Colour Perception

Colour exists in the brain

Colour is not a property of an object. It is a perception — the result of the processing of light by the visual system. Light falls on an object, is reflected, and reaches the retina. Three types of cones — sensitive to short (S), medium (M), and long (L) wavelengths respectively — convert that light into signals.

These signals are processed in two opponent colour channels: a red-green axis (L−M) and a blue-yellow axis (S−(L+M)). Only after this processing in the visual cortex does what we call colour emerge. This means that two people looking at the same object can have different colour experiences — not because one of them is mistaken, but because their visual system processes the same signal differently.

How sharp is human colour discrimination?

Colour discrimination is not a binary property but a sensitivity that varies by colour context, by observer, and by moment. Paramei & Oakley (2014) studied 291 observers aged 10 to 88 using the Cambridge Colour Test. They found a consistent pattern: sensitivity peaks around age 27–30 and then gradually declines.

The decline is not uniform. The blue-yellow channel (tritan axis) is the most vulnerable: the discrimination threshold in this channel increases early in adulthood, while the red-green channel remains stable longer. This has a practical consequence: people over forty have more difficulty distinguishing colours in the blue-purple-green region.

Yellowing lenses and individual variation

As people age, the eye lens yellows. This yellowing process dampens short wavelengths (blue light) and directly affects colour matching. Shi et al. (2023) studied this in 100 observers aged 8 to 80 and found that inter-observer variation increases strongly with age.

The CIE 2006 standard, based on averages, therefore underestimates the reality for individual colour assessors in industry. An observer aged 55 and one aged 25 can assess identical colours differently in good lighting — not through inattention, but due to physiological differences in the optical system.

Three layers of colour competency

Professional colour competency consists of three separate skills. Discrimination is perceiving that two stimuli differ from each other. Attribution is recognising which property changed — hue, lightness, or chroma. Communication is correctly naming that difference using professional terminology.

Existing clinical instruments — the FM100, the Cambridge Colour Test, the CAD test — measure discrimination only. The National Research Council (1981) explicitly stated that no single clinical instrument can predict the ability to recognise, name, and communicate colour in variable conditions. Attribution and communication are measured by none of these instruments.

Colour perception is trainable

The human visual system is adaptable. Targeted practice demonstrably improves the precision of colour discrimination, particularly in the dimensions being trained. Perge (2015) showed a significant effect (p < 0,001) of digital colour training on discrimination scores.
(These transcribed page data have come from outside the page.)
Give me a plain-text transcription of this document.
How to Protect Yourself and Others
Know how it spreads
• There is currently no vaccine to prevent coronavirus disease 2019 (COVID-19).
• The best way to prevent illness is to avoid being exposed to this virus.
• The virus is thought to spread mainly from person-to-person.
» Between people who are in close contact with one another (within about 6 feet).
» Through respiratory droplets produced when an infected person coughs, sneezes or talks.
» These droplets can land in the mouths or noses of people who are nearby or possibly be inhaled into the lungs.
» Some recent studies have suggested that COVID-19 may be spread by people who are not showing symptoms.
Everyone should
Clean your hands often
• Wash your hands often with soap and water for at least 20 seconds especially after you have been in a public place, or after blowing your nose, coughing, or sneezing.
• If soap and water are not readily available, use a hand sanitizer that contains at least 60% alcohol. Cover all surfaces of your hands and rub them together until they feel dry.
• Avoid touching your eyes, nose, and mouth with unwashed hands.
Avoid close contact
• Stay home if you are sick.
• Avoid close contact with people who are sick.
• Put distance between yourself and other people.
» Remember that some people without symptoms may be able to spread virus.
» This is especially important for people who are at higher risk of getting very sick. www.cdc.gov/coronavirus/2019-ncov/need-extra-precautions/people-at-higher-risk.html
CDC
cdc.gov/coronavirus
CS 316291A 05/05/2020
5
Training effectiveness depends on the quality of the stimuli. Training modules using HSB or sRGB produce stimuli with unequal difficulty levels across the colour spectrum. ColorAptitude uses OKLCH-based stimuli with perceptually uniform spacing (Ottosson, 2020), ensuring the difficulty level is consistent across all colour regions.

References

• Kinnear, P. R., & Sahraie, A. (2002). New FM100 norms. British Journal of Ophthalmology, 86(12), 1408–1411.
• Kotterink, M. (2026). A digital platform for professional colour competency. Stichting Xconea.
• National Research Council. (1981). Procedures for Testing Color Vision. National Academy Press.
• Paramei, G. V., & Oakley, B. (2014). Variation of color discrimination across the life span. JOSA A, 31(4), A375–A384.
• Perge, E. (2015). Digital colour training effectiveness. University of Debrecen.
• Shi, L., et al. (2023). Individual color matching functions. Journal of Vision.